Dai was not in China when her husband's body was found. China does not permit dual nationality: when she was given an Australian passport she had to renounce Chinese citizenship and, early in 2001, the government had told her it would not renew her visa. "It was difficult to leave the country when he was missing," she says, "but the visa had run out. I was still hoping he would come back."
She was forced to return to Australia, where she learned of her husband's death on a Falun Gong website. Her sister-in-law is now serving a two-year sentence at the Guangzhou Cha Tou Island labour camp: she is not allowed access to her family and was not permitted to see her dying father or attend his funeral.
Dai wanted to collect her husband's ashes and tried to get back into China, but she was refused a visa. It was at this point that she began her campaign to expose Chinese persecution. "I carried my baby everywhere to try to get help," she says, "and eight months later the Australian government's foreign affairs department collected the ashes and brought them back. When I went to pick them up, I called local media stations and told them I needed their help to let all Australians know that the Chinese government was killing innocent people for their beliefs."
She says her story is not extraordinary. "This has happened to thousands of families, and they don't have a chance to speak out. I went to the UN in Geneva and asked for its help in stopping the persecution. More than 1,000 followers of Falun Gong have died - my husband was just one of them." She says that her actions have made things worse for her sister-in-law, but that she cannot remain silent. "Speaking out is the only way that this can be stopped."

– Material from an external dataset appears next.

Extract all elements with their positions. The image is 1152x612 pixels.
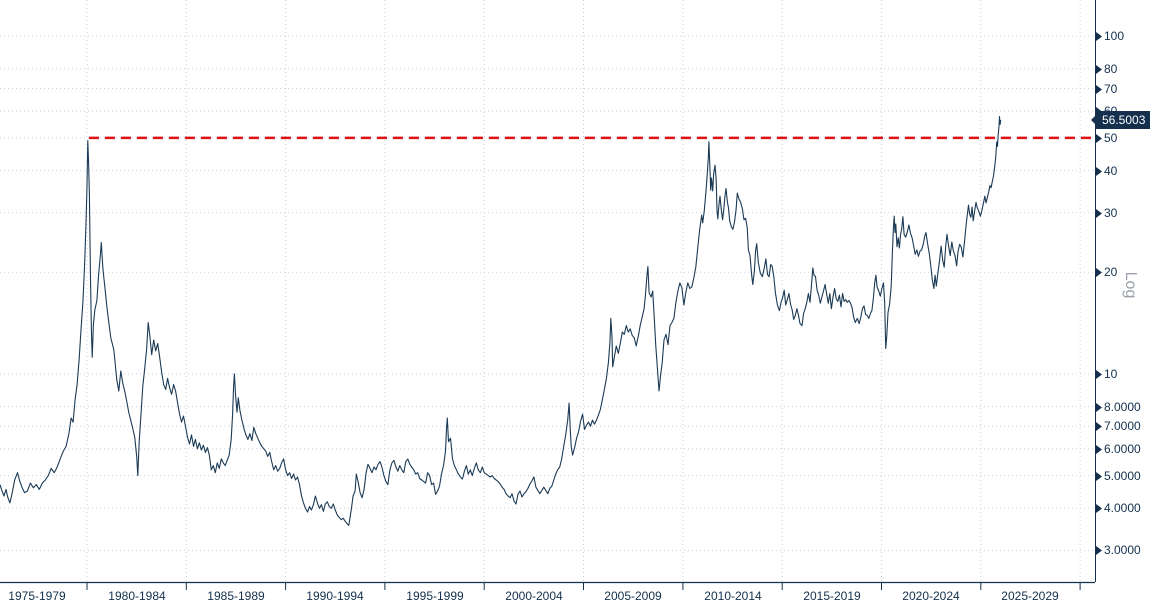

Dai's mother is still in China, but her phone is tapped and they never speak. "I don't want to cause her any trouble," she says.
As Dai speaks, tears trickling down her cheeks, Fadu scampers around the room, playing happily. But Dai worries about the effect of her husband's death on her daughter. "I don't know how to tell her what has happened or what to say when she asks, 'Where is daddy?' I don't know how this terror will affect her life." Or how the terror will affect the life of her country.